HALの反乱とは、機械頼りの発展が人類を後退させるだけでなく、むしろ機械によって滅ぼされかねないという懸念を切実に描いている。故・ホーキング博士が、人工知能が発達した未来について危惧したメッセージも記憶に新しい。

人類の次なる進化を脅かす最大の宿敵は、皮肉にも我々がひたすら創造し続けてきた文明そのものかもしれない。そんな警鐘をキューブリックは、人間の知能を超えた“HAL 9000”に担わせたといえよう。

では、人類がその滅亡の危機を回避する方法はあるのだろうか。

3.終盤のトリップ映像とあの部屋の謎

本作で最も難解を極めるのが、終盤の「木星と無限のかなた」の章かもしれない。

“モノリス”が現れて鮮烈な光と色彩のトリップ映像に包まれた後、唐突に現れる謎の部屋…。初見の者にとっては、そのまま流れ込む大団円を、頭に「?」を浮かべたまま、ただ呆然と見届けるほかにないだろう。

しかし、それこそがキューブリックの狙いでもあるのだ。

2001: A SPACE ODYSSEY03

出典元:YouTube(Movieclips)

人類が困難を乗り越えようやく木星に到達した時、再びモノリスは姿を現す。そして、この人智を遥かに超えた高度な知的物体は、人類をさらなる進化の新段階へ導いていく。

それを映像にしたのが、あの抽象的かつ理解不能とも思えるトリップ映像のシークエンス。進化の被験者であるボーマン船長の高次元体験を映像化したものとも言えるだろう。

それはボーマン船長が脳内でかろうじて再生できる、言い換えれば、現人類が認識できるギリギリ範囲内のイメージだ。そして、人智の及ばぬ領域を表現したその脳内トリップ映像は、見事に我々を困惑させる。

そうして進化を遂げた新人類の姿が、ラストに登場するあの“スターチャイルド”だ。

人類は高次元進化の可能性を秘めた宇宙へ

キューブリックは、超常的なフィクションの要素をリアリズムの極致とも言える映像に落とし込むことによって、極めて真実味に溢れた人類進化論をこのSF映画に詰め込んだ。

彼の最大の協力者であり、『2001年宇宙の旅』原作者であるクラークは以下のような旨を語っている。

「生物は水中から陸という高次元に移動したことで劇的な進化を遂げた。では我々人類も地球から宇宙という高次元に到達した時、そして再び宇宙の神秘に触れた時、更なる進化を遂げる可能性があるのではないか?」

20世紀、人類は二度に渡る世界大戦を終え、滅亡の危機に瀕した東西冷戦を経て、目まぐるしいテクノロジーの進歩で宇宙にまで到達した。
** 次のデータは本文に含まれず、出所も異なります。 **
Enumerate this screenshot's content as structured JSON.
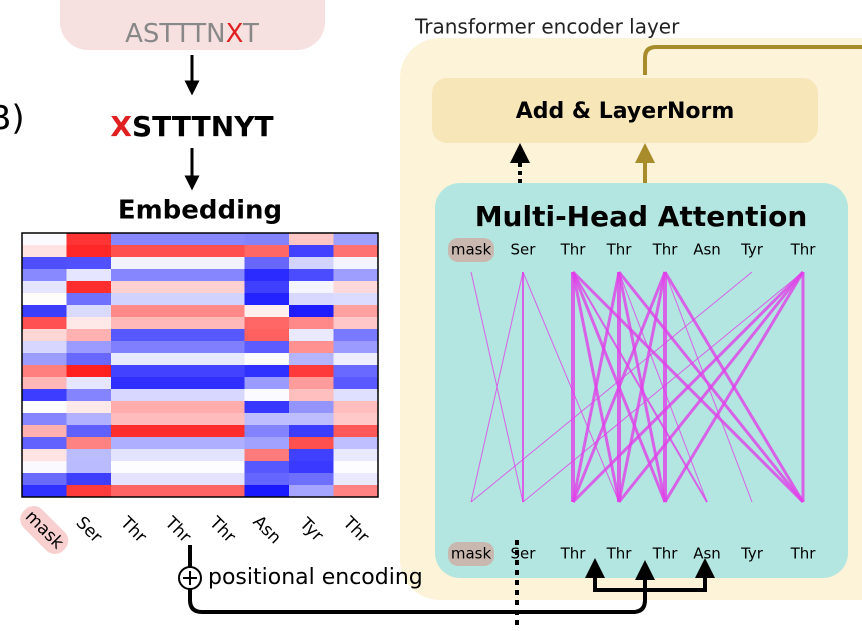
{
  "panel_label": "B)",
  "input": {
    "parts": [
      "ASTTTN",
      "X",
      "T"
    ]
  },
  "masked": {
    "parts": [
      "X",
      "STTTNYT"
    ]
  },
  "embedding": {
    "title": "Embedding",
    "tokens": [
      "mask",
      "Ser",
      "Thr",
      "Thr",
      "Thr",
      "Asn",
      "Tyr",
      "Thr"
    ]
  },
  "encoder": {
    "title": "Transformer encoder layer",
    "add_norm": "Add & LayerNorm",
    "attention": {
      "title": "Multi-Head Attention",
      "top_tokens": [
        "mask",
        "Ser",
        "Thr",
        "Thr",
        "Thr",
        "Asn",
        "Tyr",
        "Thr"
      ],
      "bottom_tokens": [
        "mask",
        "Ser",
        "Thr",
        "Thr",
        "Thr",
        "Asn",
        "Tyr",
        "Thr"
      ]
    }
  },
  "positional_encoding": "positional encoding"
}
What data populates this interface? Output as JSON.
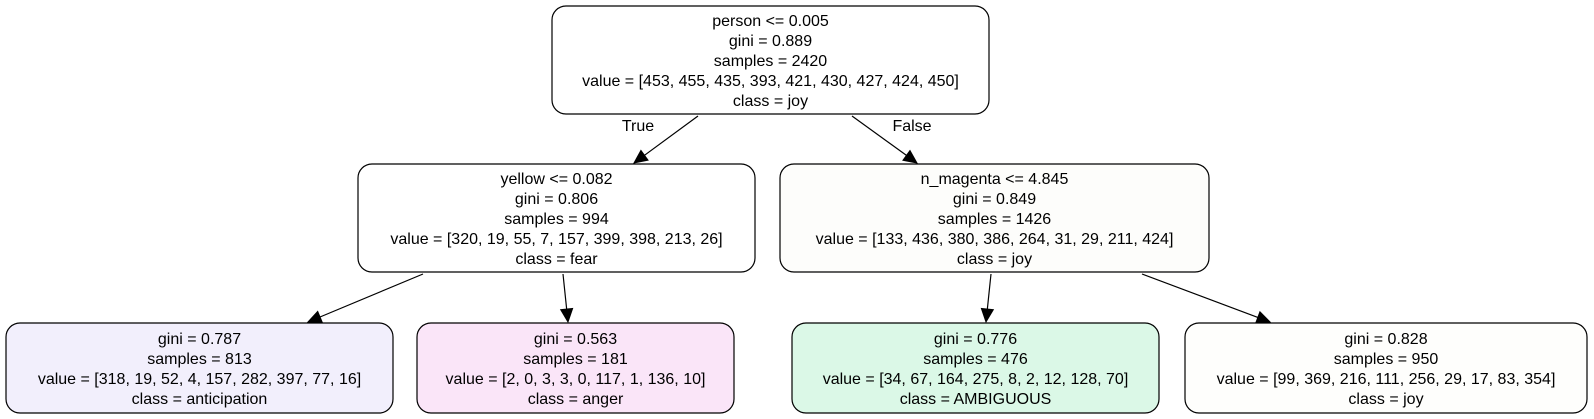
{
  "tree": {
    "nodes": {
      "root": {
        "lines": [
          "person <= 0.005",
          "gini = 0.889",
          "samples = 2420",
          "value = [453, 455, 435, 393, 421, 430, 427, 424, 450]",
          "class = joy"
        ],
        "fill": "#ffffff"
      },
      "left": {
        "lines": [
          "yellow <= 0.082",
          "gini = 0.806",
          "samples = 994",
          "value = [320, 19, 55, 7, 157, 399, 398, 213, 26]",
          "class = fear"
        ],
        "fill": "#ffffff"
      },
      "right": {
        "lines": [
          "n_magenta <= 4.845",
          "gini = 0.849",
          "samples = 1426",
          "value = [133, 436, 380, 386, 264, 31, 29, 211, 424]",
          "class = joy"
        ],
        "fill": "#fdfdfb"
      },
      "leaf_ll": {
        "lines": [
          "gini = 0.787",
          "samples = 813",
          "value = [318, 19, 52, 4, 157, 282, 397, 77, 16]",
          "class = anticipation"
        ],
        "fill": "#f2effc"
      },
      "leaf_lr": {
        "lines": [
          "gini = 0.563",
          "samples = 181",
          "value = [2, 0, 3, 3, 0, 117, 1, 136, 10]",
          "class = anger"
        ],
        "fill": "#fae5f8"
      },
      "leaf_rl": {
        "lines": [
          "gini = 0.776",
          "samples = 476",
          "value = [34, 67, 164, 275, 8, 2, 12, 128, 70]",
          "class = AMBIGUOUS"
        ],
        "fill": "#dbf8e7"
      },
      "leaf_rr": {
        "lines": [
          "gini = 0.828",
          "samples = 950",
          "value = [99, 369, 216, 111, 256, 29, 17, 83, 354]",
          "class = joy"
        ],
        "fill": "#fefefc"
      }
    },
    "edges": [
      {
        "from": "root",
        "to": "left",
        "label": "True"
      },
      {
        "from": "root",
        "to": "right",
        "label": "False"
      },
      {
        "from": "left",
        "to": "leaf_ll",
        "label": ""
      },
      {
        "from": "left",
        "to": "leaf_lr",
        "label": ""
      },
      {
        "from": "right",
        "to": "leaf_rl",
        "label": ""
      },
      {
        "from": "right",
        "to": "leaf_rr",
        "label": ""
      }
    ]
  }
}
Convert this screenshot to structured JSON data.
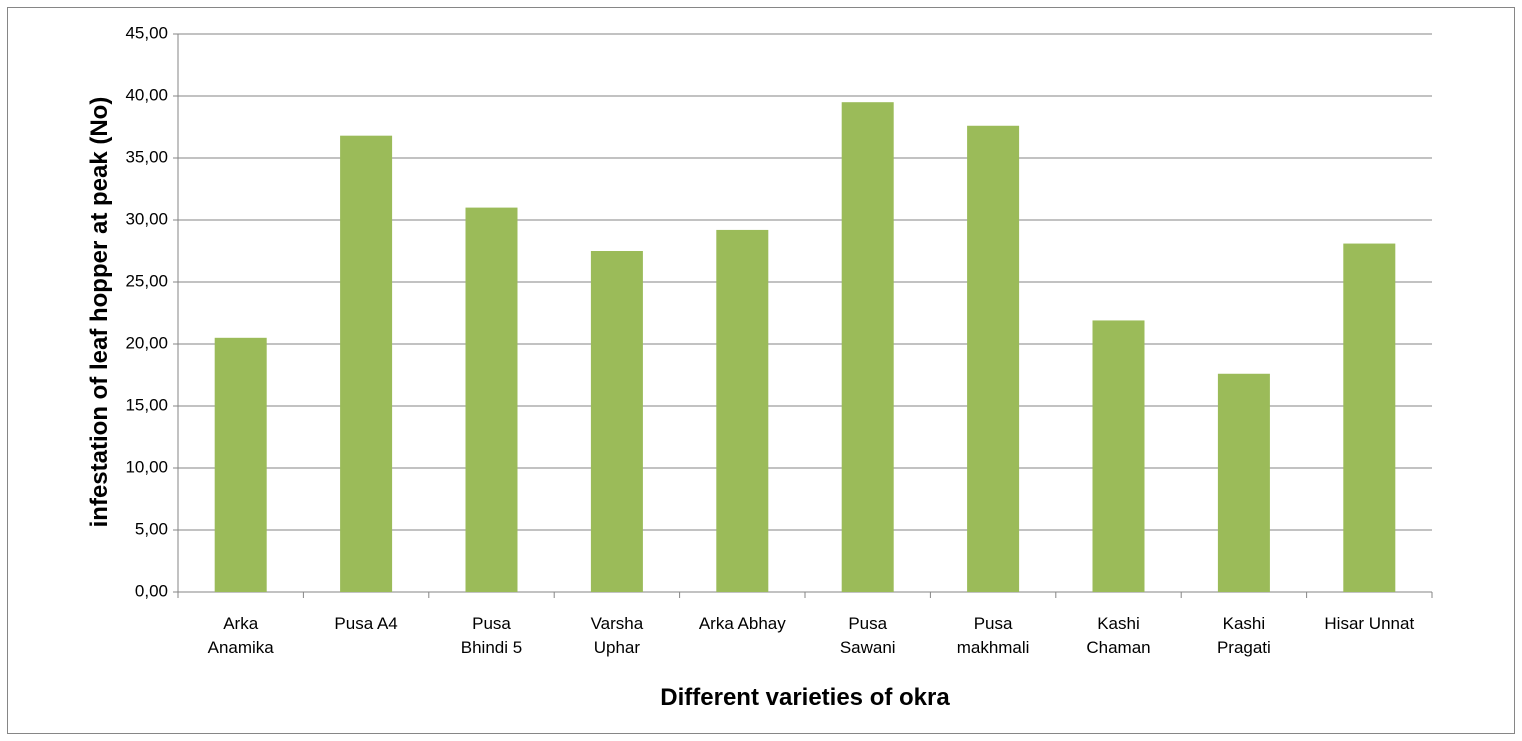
{
  "chart_data": {
    "type": "bar",
    "categories": [
      "Arka\nAnamika",
      "Pusa A4",
      "Pusa\nBhindi 5",
      "Varsha\nUphar",
      "Arka Abhay",
      "Pusa\nSawani",
      "Pusa\nmakhmali",
      "Kashi\nChaman",
      "Kashi\nPragati",
      "Hisar Unnat"
    ],
    "values": [
      20.5,
      36.8,
      31.0,
      27.5,
      29.2,
      39.5,
      37.6,
      21.9,
      17.6,
      28.1
    ],
    "color": "#9bbb59",
    "x_label": "Different varieties of okra",
    "y_label": "infestation of leaf hopper at peak (No)",
    "ylim": [
      0,
      45
    ],
    "yticks": [
      {
        "value": 0,
        "label": "0,00"
      },
      {
        "value": 5,
        "label": "5,00"
      },
      {
        "value": 10,
        "label": "10,00"
      },
      {
        "value": 15,
        "label": "15,00"
      },
      {
        "value": 20,
        "label": "20,00"
      },
      {
        "value": 25,
        "label": "25,00"
      },
      {
        "value": 30,
        "label": "30,00"
      },
      {
        "value": 35,
        "label": "35,00"
      },
      {
        "value": 40,
        "label": "40,00"
      },
      {
        "value": 45,
        "label": "45,00"
      }
    ],
    "grid": true
  }
}
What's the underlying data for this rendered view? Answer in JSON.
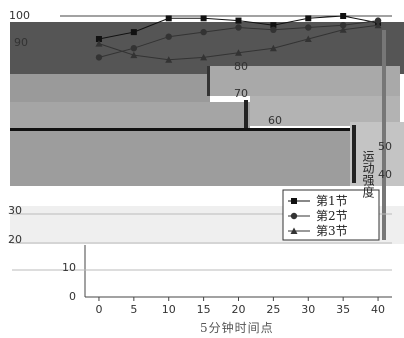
{
  "chart_data": {
    "type": "line",
    "xlabel": "5分钟时间点",
    "ylabel": "运动强度",
    "x": [
      0,
      5,
      10,
      15,
      20,
      25,
      30,
      35,
      40
    ],
    "xlim": [
      -2,
      42
    ],
    "ylim": [
      0,
      100
    ],
    "xticks": [
      "0",
      "5",
      "10",
      "15",
      "20",
      "25",
      "30",
      "35",
      "40"
    ],
    "yticks": [
      "0",
      "10",
      "20",
      "30",
      "40",
      "50",
      "60",
      "70",
      "80",
      "90",
      "100"
    ],
    "grid": true,
    "legend_position": "bottom-right",
    "series": [
      {
        "name": "第1节",
        "marker": "square",
        "color": "#111111",
        "values": [
          90,
          93,
          99,
          99,
          98,
          96,
          99,
          100,
          97
        ]
      },
      {
        "name": "第2节",
        "marker": "circle",
        "color": "#333333",
        "values": [
          82,
          86,
          91,
          93,
          95,
          94,
          95,
          96,
          98
        ]
      },
      {
        "name": "第3节",
        "marker": "triangle",
        "color": "#333333",
        "values": [
          88,
          83,
          81,
          82,
          84,
          86,
          90,
          94,
          96
        ]
      }
    ]
  }
}
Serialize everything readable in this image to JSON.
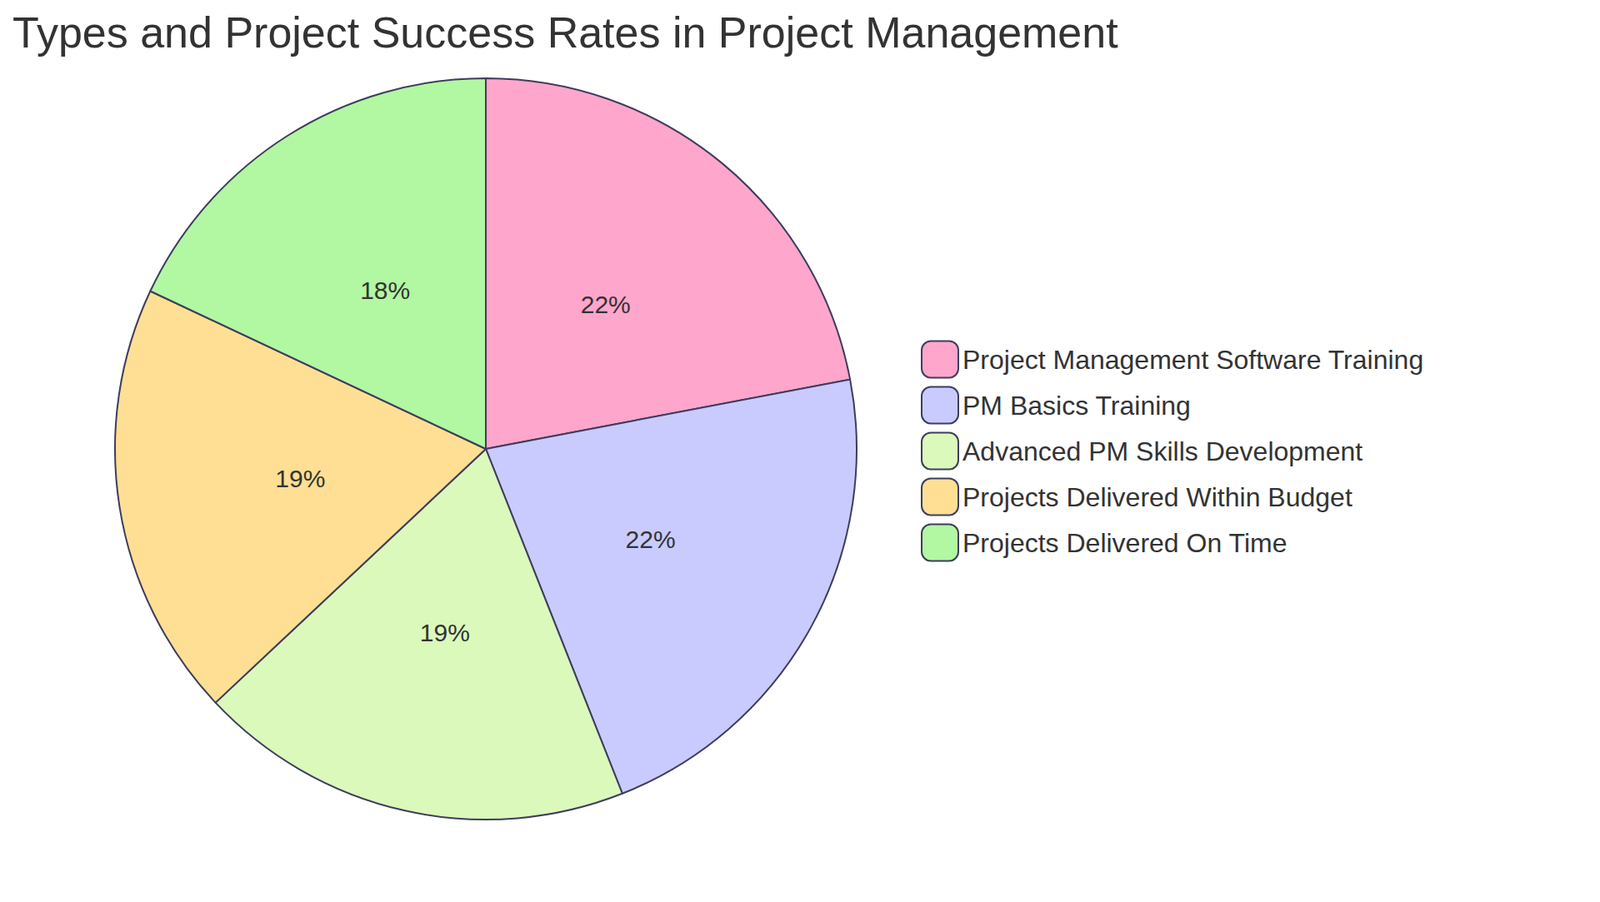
{
  "chart_data": {
    "type": "pie",
    "title": "Types and Project Success Rates in Project Management",
    "categories": [
      "Project Management Software Training",
      "PM Basics Training",
      "Advanced PM Skills Development",
      "Projects Delivered Within Budget",
      "Projects Delivered On Time"
    ],
    "values": [
      22,
      22,
      19,
      19,
      18
    ],
    "value_labels": [
      "22%",
      "22%",
      "19%",
      "19%",
      "18%"
    ],
    "colors": [
      "#ffa6cd",
      "#c9cbff",
      "#dbf9bb",
      "#fedf94",
      "#b2f7a1"
    ],
    "data_labels": true,
    "legend": "right"
  }
}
そして、21世紀。残念ながら、ボーマン船長のように木星へ到達する段階にはまだ至っておらず、以前、核の脅威も払拭できてはいない。そんな現在にあって、半世紀前の1968年につくられ、21世紀への期待と趨勢を投影したこのSF映画が示唆するものは大きい。

西暦2001年も昔になりつつある今、公開から50周年を迎えたこの節目に、あらためて『2001年宇宙の旅』が描いた未来に思いを馳せてみるのも一興だろう。